Another advantage of going public with social stances: Entering the spotlight enables executives to feel that they’re placing themselves and their firm “on the right side of history,” Chia says.
One example: As the #MeToo movement has ushered gender issues to the national fore, some companies have agreed to publicly address the persistent chasm between male and female pay. Jewelle Bickford, a New York–based partner at Evercore Wealth Management, cofounded Paradigm for Parity, a high-powered group of business leaders who pledge to close the gap by 2030. Major companies including Accenture, Bank of America, and Walmart have joined Paradigm for Parity’s coalition, which promises to implement five-point action plan that will help them achieve gender parity within the next 12 years.

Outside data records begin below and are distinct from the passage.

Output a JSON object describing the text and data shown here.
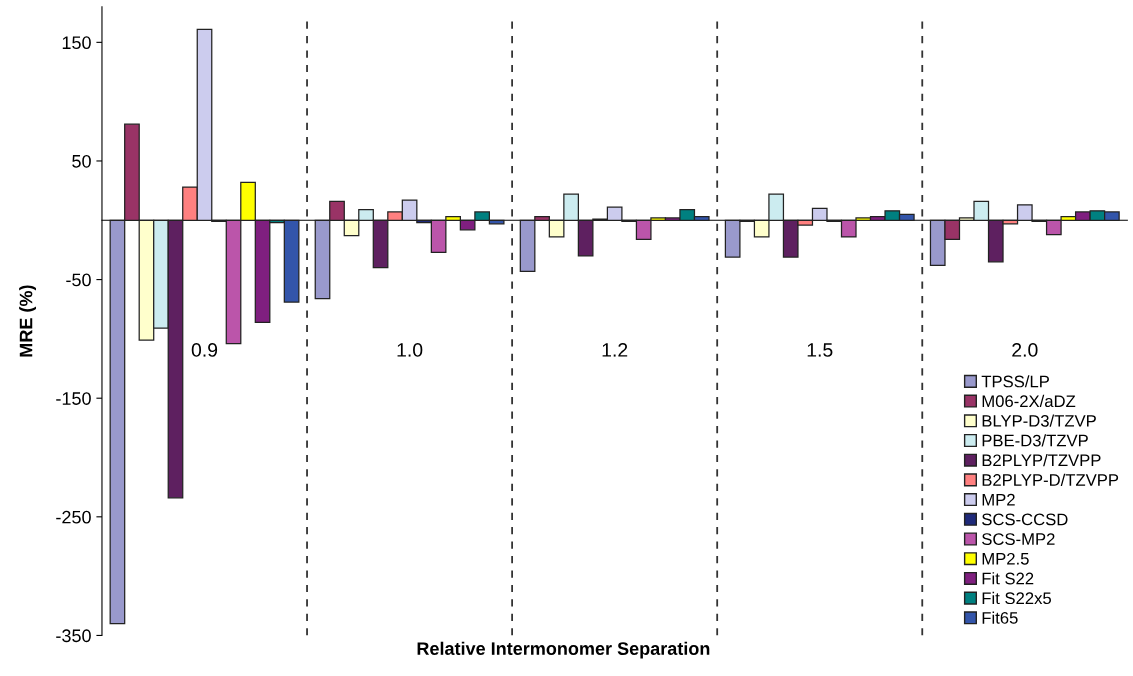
{
  "chart_data": {
    "type": "bar",
    "xlabel": "Relative Intermonomer Separation",
    "ylabel": "MRE (%)",
    "categories": [
      "0.9",
      "1.0",
      "1.2",
      "1.5",
      "2.0"
    ],
    "series": [
      {
        "name": "TPSS/LP",
        "color": "#9999cc",
        "values": [
          -340,
          -66,
          -43,
          -31,
          -38
        ]
      },
      {
        "name": "M06-2X/aDZ",
        "color": "#993366",
        "values": [
          81,
          16,
          3,
          -1,
          -16
        ]
      },
      {
        "name": "BLYP-D3/TZVP",
        "color": "#ffffcc",
        "values": [
          -101,
          -13,
          -14,
          -14,
          2
        ]
      },
      {
        "name": "PBE-D3/TZVP",
        "color": "#ccecf0",
        "values": [
          -91,
          9,
          22,
          22,
          16
        ]
      },
      {
        "name": "B2PLYP/TZVPP",
        "color": "#5e2060",
        "values": [
          -234,
          -40,
          -30,
          -31,
          -35
        ]
      },
      {
        "name": "B2PLYP-D/TZVPP",
        "color": "#ff8080",
        "values": [
          28,
          7,
          1,
          -4,
          -3
        ]
      },
      {
        "name": "MP2",
        "color": "#ccccee",
        "values": [
          161,
          17,
          11,
          10,
          13
        ]
      },
      {
        "name": "SCS-CCSD",
        "color": "#1f2a7a",
        "values": [
          -1,
          -2,
          -1,
          -1,
          -1
        ]
      },
      {
        "name": "SCS-MP2",
        "color": "#bb55aa",
        "values": [
          -104,
          -27,
          -16,
          -14,
          -12
        ]
      },
      {
        "name": "MP2.5",
        "color": "#ffff00",
        "values": [
          32,
          3,
          2,
          2,
          3
        ]
      },
      {
        "name": "Fit S22",
        "color": "#7f1f7f",
        "values": [
          -86,
          -8,
          2,
          3,
          7
        ]
      },
      {
        "name": "Fit S22x5",
        "color": "#008080",
        "values": [
          -2,
          7,
          9,
          8,
          8
        ]
      },
      {
        "name": "Fit65",
        "color": "#3355aa",
        "values": [
          -69,
          -3,
          3,
          5,
          7
        ]
      }
    ],
    "ylim": [
      -350,
      180
    ],
    "yticks": [
      -350,
      -250,
      -150,
      -50,
      50,
      150
    ],
    "grid": false,
    "legend": "bottom right"
  }
}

Executives stand to doubly benefit by going public in favor of gender parity, as exemplified by Marc Benioff, CEO of tech firm Salesforce, who told his story on 60 Minutes. “Marc sort of personified most well-meaning CEOs [in that he] found it hard to contemplate he has a wage gap at his company,” Bickford says. “But he committed to actually measuring it, and then he committed very publicly to reconciling it.”

Salesforce has since spent $8 million to equalize its employees’ pay; Benioff and the company have received a deluge of positive press as a result. Salesforce also stands to benefit financially if women are equally paid and promoted into leadership roles, according to Bickford, who cites research from Credit Suisse that companies with senior operating roles filled at least half by women produce returns on equity that are, on average, 19 percent better than those dominated by males. Indeed, Leslie Gaines-Ross, chief reputation strategist at PR giant Weber Shandwick, says authentic, thoughtful CEO stances are among the best ways to improve business as younger people enter the workforce and become serious consumers. “For companies looking to attract millennials in terms of sales, recruitment, and increasing word of mouth,” she says, “CEO activism is hard to overlook.”